Silicone adhesive has been widely used in assembly glass curtain walls. To achieve a reliable bonding system, an effective description of material behavior is required. However, commonly used phenomenological hyperelastic models have not considered the microstructure properties of materials and cannot describe the mechanisms of their mechanical behaviors, while the classical entropic hyperelastic models often do not consider the non-affine deformation, entanglement effect or other features of polymer network. The above deficiencies make it difficult for the existing models to effectively simulate the mechanical behavior of silicone adhesive, especially the significant Mullins effect under cyclic loading. For these reasons, in this paper, based on the non-affine network model and microsphere model of polymer chain distribution, we modified the macro-micro deformation transformation and the evolution of chain conformation to consider spatial distribution of polymer chains in finite directions.
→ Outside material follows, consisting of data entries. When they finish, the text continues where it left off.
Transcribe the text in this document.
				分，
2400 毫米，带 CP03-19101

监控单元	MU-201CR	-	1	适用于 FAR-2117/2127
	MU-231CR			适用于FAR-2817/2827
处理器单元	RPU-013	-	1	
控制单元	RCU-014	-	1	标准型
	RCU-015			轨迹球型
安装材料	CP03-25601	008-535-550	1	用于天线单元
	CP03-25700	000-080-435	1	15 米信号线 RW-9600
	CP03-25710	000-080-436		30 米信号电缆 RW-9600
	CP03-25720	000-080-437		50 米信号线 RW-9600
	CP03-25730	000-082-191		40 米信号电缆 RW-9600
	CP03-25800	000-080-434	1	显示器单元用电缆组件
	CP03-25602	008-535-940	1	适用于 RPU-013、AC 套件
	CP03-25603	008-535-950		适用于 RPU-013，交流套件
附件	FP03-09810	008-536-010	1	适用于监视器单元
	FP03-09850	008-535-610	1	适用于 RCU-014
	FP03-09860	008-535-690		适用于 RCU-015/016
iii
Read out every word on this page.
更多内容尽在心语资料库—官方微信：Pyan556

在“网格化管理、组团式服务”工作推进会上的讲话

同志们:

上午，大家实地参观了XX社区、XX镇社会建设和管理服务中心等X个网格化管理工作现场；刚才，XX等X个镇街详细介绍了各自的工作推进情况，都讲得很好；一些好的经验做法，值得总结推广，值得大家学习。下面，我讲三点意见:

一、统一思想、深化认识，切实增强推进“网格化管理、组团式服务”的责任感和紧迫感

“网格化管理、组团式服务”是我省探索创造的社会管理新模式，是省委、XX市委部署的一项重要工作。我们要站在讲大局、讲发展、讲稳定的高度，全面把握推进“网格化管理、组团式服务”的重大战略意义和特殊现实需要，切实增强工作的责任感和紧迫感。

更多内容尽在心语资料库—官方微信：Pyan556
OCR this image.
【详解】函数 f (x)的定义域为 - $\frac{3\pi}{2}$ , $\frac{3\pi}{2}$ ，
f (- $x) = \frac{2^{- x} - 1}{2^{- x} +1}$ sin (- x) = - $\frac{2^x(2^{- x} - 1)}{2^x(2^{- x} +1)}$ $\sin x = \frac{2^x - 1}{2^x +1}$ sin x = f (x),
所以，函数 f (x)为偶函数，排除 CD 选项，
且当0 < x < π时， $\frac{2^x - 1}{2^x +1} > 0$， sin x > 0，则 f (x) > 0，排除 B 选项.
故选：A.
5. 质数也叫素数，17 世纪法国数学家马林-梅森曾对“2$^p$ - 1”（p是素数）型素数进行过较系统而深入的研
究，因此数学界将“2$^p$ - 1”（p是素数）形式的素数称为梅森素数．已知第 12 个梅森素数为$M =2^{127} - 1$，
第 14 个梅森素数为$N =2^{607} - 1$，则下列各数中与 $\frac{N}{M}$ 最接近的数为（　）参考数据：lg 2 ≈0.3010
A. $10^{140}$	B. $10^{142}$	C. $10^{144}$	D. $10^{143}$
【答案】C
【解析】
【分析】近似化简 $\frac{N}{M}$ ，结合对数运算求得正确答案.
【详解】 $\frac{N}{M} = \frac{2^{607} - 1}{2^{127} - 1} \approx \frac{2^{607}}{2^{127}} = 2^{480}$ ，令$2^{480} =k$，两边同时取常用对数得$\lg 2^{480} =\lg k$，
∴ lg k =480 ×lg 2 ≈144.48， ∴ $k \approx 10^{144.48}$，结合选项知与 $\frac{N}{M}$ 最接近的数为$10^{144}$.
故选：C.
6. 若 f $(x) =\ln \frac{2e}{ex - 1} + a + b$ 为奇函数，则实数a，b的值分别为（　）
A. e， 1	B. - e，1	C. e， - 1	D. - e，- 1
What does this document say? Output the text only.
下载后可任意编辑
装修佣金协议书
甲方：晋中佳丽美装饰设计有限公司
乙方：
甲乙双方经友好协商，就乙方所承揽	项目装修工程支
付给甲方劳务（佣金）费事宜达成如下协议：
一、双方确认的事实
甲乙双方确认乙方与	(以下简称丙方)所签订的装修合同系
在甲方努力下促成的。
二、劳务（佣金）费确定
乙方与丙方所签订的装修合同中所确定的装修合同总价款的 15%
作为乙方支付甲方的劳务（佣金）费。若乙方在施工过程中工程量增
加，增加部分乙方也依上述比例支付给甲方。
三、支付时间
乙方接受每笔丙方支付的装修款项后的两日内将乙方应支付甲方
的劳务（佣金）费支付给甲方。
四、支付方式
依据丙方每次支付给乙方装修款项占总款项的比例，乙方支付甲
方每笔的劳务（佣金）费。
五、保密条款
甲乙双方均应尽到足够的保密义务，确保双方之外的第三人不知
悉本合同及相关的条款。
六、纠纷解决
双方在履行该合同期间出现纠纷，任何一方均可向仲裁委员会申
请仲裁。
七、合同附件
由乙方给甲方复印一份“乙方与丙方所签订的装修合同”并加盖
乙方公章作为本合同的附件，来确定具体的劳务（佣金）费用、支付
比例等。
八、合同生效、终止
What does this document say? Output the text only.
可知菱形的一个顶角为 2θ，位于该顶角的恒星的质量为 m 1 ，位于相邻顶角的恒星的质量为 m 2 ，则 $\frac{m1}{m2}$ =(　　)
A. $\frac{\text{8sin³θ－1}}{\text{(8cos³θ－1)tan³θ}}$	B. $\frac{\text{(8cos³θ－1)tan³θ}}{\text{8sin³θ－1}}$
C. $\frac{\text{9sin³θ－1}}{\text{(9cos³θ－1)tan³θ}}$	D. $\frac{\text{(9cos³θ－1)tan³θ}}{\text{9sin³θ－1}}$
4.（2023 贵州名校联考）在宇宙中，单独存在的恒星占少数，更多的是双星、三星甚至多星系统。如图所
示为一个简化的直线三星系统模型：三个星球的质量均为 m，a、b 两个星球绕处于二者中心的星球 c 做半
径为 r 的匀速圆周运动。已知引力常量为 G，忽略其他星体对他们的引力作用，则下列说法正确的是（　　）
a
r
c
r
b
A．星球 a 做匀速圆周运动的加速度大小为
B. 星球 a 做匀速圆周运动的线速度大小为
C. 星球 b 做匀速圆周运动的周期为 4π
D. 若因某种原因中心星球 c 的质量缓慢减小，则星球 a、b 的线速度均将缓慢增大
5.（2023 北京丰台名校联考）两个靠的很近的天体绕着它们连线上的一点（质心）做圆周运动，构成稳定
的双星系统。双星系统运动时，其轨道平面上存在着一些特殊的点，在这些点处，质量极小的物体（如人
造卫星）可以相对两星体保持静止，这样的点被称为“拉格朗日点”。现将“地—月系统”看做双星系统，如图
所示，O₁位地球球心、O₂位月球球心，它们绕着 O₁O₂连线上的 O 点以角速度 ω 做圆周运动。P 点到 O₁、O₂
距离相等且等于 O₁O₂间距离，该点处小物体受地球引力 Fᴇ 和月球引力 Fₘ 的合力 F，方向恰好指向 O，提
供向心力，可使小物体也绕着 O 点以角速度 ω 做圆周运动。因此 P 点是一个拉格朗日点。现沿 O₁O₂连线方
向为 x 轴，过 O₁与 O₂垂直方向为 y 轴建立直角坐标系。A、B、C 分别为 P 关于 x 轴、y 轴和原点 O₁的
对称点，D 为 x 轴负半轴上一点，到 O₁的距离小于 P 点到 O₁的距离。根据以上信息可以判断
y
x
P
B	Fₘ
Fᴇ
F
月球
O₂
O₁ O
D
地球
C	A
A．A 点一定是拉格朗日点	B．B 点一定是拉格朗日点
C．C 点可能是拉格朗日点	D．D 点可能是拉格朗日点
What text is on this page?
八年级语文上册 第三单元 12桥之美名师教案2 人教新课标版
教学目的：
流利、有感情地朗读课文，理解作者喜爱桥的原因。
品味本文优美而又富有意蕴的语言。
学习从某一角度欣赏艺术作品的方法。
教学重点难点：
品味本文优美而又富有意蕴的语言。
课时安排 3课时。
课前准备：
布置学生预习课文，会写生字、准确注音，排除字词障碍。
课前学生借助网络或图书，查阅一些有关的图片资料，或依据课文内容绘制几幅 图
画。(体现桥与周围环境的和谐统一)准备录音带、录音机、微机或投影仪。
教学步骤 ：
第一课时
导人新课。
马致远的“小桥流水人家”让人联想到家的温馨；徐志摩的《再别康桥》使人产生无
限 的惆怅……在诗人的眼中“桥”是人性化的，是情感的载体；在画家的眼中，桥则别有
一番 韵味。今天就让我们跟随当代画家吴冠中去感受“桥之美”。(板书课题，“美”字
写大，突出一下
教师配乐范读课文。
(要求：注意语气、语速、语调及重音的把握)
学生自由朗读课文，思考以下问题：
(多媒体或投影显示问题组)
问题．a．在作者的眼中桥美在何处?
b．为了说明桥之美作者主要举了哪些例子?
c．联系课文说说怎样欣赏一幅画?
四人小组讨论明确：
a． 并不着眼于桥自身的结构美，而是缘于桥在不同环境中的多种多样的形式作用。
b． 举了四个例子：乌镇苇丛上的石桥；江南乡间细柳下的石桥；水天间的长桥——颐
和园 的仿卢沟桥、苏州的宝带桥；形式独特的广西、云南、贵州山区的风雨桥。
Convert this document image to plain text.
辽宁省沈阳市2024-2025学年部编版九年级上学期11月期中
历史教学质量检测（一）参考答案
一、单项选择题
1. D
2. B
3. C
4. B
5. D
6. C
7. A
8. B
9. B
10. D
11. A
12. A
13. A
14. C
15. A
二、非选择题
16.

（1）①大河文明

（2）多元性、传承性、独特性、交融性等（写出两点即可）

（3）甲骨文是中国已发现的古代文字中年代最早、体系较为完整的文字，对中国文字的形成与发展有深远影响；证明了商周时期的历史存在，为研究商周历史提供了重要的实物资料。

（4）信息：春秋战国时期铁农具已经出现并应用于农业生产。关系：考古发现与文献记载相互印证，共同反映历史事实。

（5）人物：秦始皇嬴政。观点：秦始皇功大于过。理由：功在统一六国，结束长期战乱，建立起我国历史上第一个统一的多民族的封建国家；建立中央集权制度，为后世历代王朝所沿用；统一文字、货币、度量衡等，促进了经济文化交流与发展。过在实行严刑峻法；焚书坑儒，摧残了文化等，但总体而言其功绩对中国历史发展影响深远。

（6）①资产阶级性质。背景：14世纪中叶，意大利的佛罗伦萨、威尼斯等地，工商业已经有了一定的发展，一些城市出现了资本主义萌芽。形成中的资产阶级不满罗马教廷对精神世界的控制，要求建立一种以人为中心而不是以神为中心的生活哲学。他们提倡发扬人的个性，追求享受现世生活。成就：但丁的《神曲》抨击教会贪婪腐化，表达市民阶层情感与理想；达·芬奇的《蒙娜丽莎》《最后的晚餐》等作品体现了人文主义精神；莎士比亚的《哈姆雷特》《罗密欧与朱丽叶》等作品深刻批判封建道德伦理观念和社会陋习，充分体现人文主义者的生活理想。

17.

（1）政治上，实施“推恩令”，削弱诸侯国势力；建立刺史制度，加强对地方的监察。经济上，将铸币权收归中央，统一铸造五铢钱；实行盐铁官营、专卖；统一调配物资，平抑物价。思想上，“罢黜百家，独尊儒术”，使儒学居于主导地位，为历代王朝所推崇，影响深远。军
Based on the modified model, network alteration functions are proposed for crosslinked and entangled network respectively using network alteration theory. These functions describe the evolution of polymer network under cyclic loading to model Mullins effect. Considering the microstructure properties and deformation mechanisms of silicone adhesive, the modified non-affine network model can describe the characteristics of polymer network, including non-affine deformation, entanglement effect, finite chain extensibility and spatial chain distribution. The comparisons with the experimental data and other model results demonstrate the capability of the modified model to accurately predict the mechanical behavior of silicone adhesive under various loading conditions, as well as the permanent set and modulus degradation of Mullins effect, which shows good potential in engineering applications.